The seller spoke with 404 Media on condition that we not use his name while he secures legal counsel. He referred to the cards as “thrown away” and said they were found in a dumpster as part of a security breach involving a contractor. He said it “involves 500,000 bulk cards (including high-value Caitlin Clark and [Quarter Century Rare] stock and 400+ factory uncut sheets.” The seller said that he’d “filed formal reports with Konami’s legal department regarding the contractor’s negligence.”He did not respond to follow-up questions.
“The sale of uncut sheets is not allowed,” Konami, the company that owns Yu-Gi-Oh, told me in an email and did not respond to follow-up questions.
404 Media wasn’t able to confirm how the seller obtained them, but the uncut sheets of Yu-Gi-Oh cards, normally tightly controlled and highly valuable collector’s items, are real.
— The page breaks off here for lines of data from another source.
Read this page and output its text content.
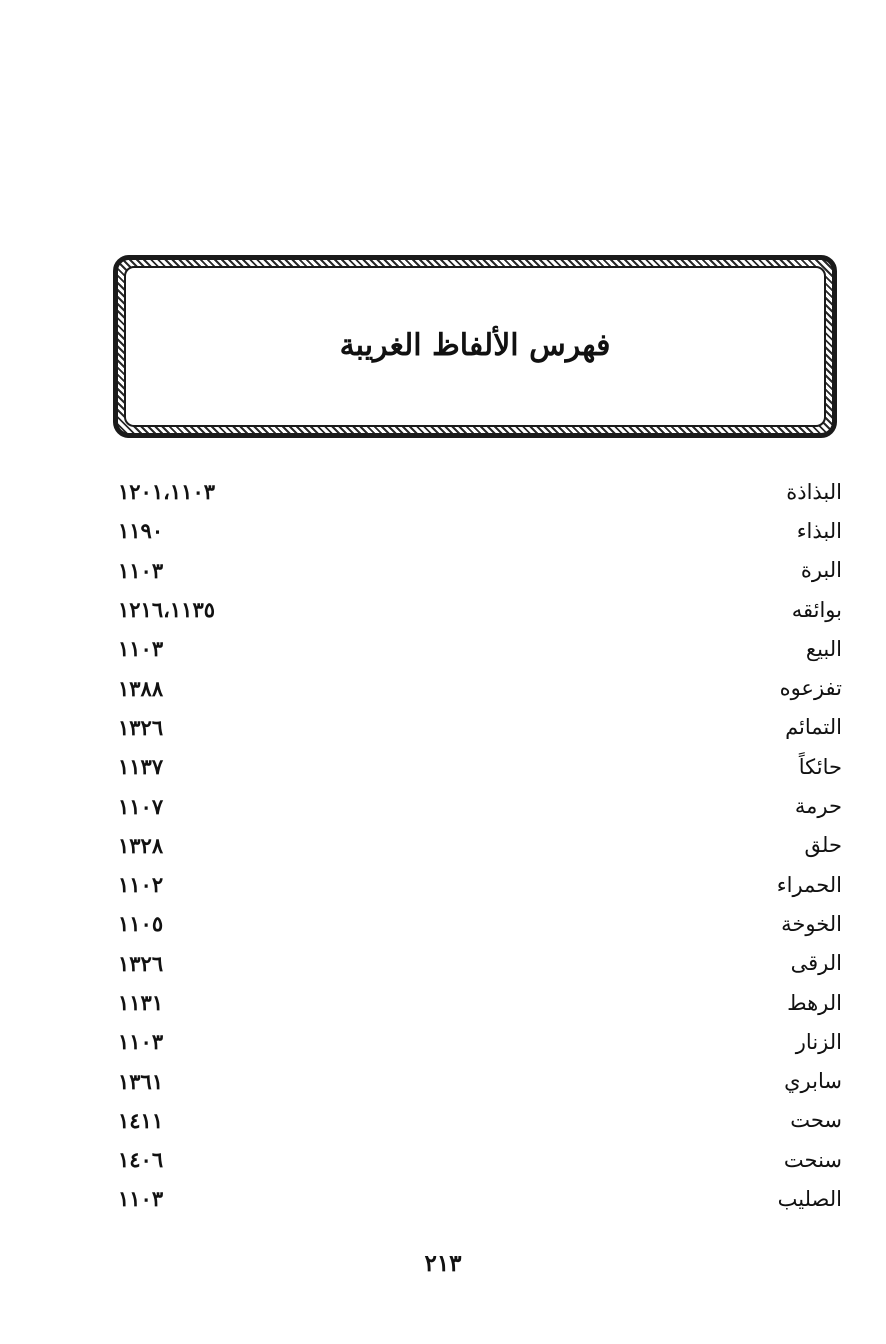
فهرس الألفاظ الغريبة
١٢٠١،١١٠٣	البذاذة
١١٩٠	البذاء
١١٠٣	البرة
١٢١٦،١١٣٥	بوائقه
١١٠٣	البيع
١٣٨٨	تفزعوه
١٣٢٦	التمائم
١١٣٧	حائكاً
١١٠٧	حرمة
١٣٢٨	حلق
١١٠٢	الحمراء
١١٠٥	الخوخة
١٣٢٦	الرقى
١١٣١	الرهط
١١٠٣	الزنار
١٣٦١	سابري
١٤١١	سحت
١٤٠٦	سنحت
١١٠٣	الصليب
٢١٣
It all started on March 23 with a weird listing on eBay for a rare uncut sheet of a Blue Eyes Silver Dragon Yu-Gi-Oh card . Uncut sheets are a rarity in card collecting. A printer typically prints out a massive sheet of cards and then cuts them to size before packing them to send to distributors. Mistakes happen. Sometimes printers misalign trays , cut the cards wrong, or put text in the wrong place . And sometimes uncut sheets of cards without errors also find their way to the market.
The printer is supposed to destroy these mistakes, but some make it to market. When that happens they become collectors items worth thousands of dollars. Konami, the company behind Yu-Gi-Oh, controls the collector’s market on uncut sheets and gives out official 3x3 squares of them as prizes at tournaments . It’s strict about tracking down unofficially released uncut sheets and misprints and making sure the printer destroys them.
It was shocking, then, when the listings hit eBay, TikTok, and several uncut sheet groups on Facebook at the end of March. Photos and videos showed hundreds of uncut sheets and misprints. There were Minecraft cards and basketball cards, but most of the sheets were Yu-Gi-Oh. There were rare foils (called starlights in Yu-Gi-Oh), misprinted sheets, and rare reprints of old cards.
But the listings were odd. The pictures were often blurry and out of focus, the titles for the listings on eBay didn’t match what was being sold, and they were being sold for far less than they were worth.
“Man I've made over $60,000 off these f****** Yu-Gi-Oh cards out of the trash I'm fixing to go take a video of where I got these hoes from and let you hold it on that now you all pay the premium price when I asked me post off at one at a time."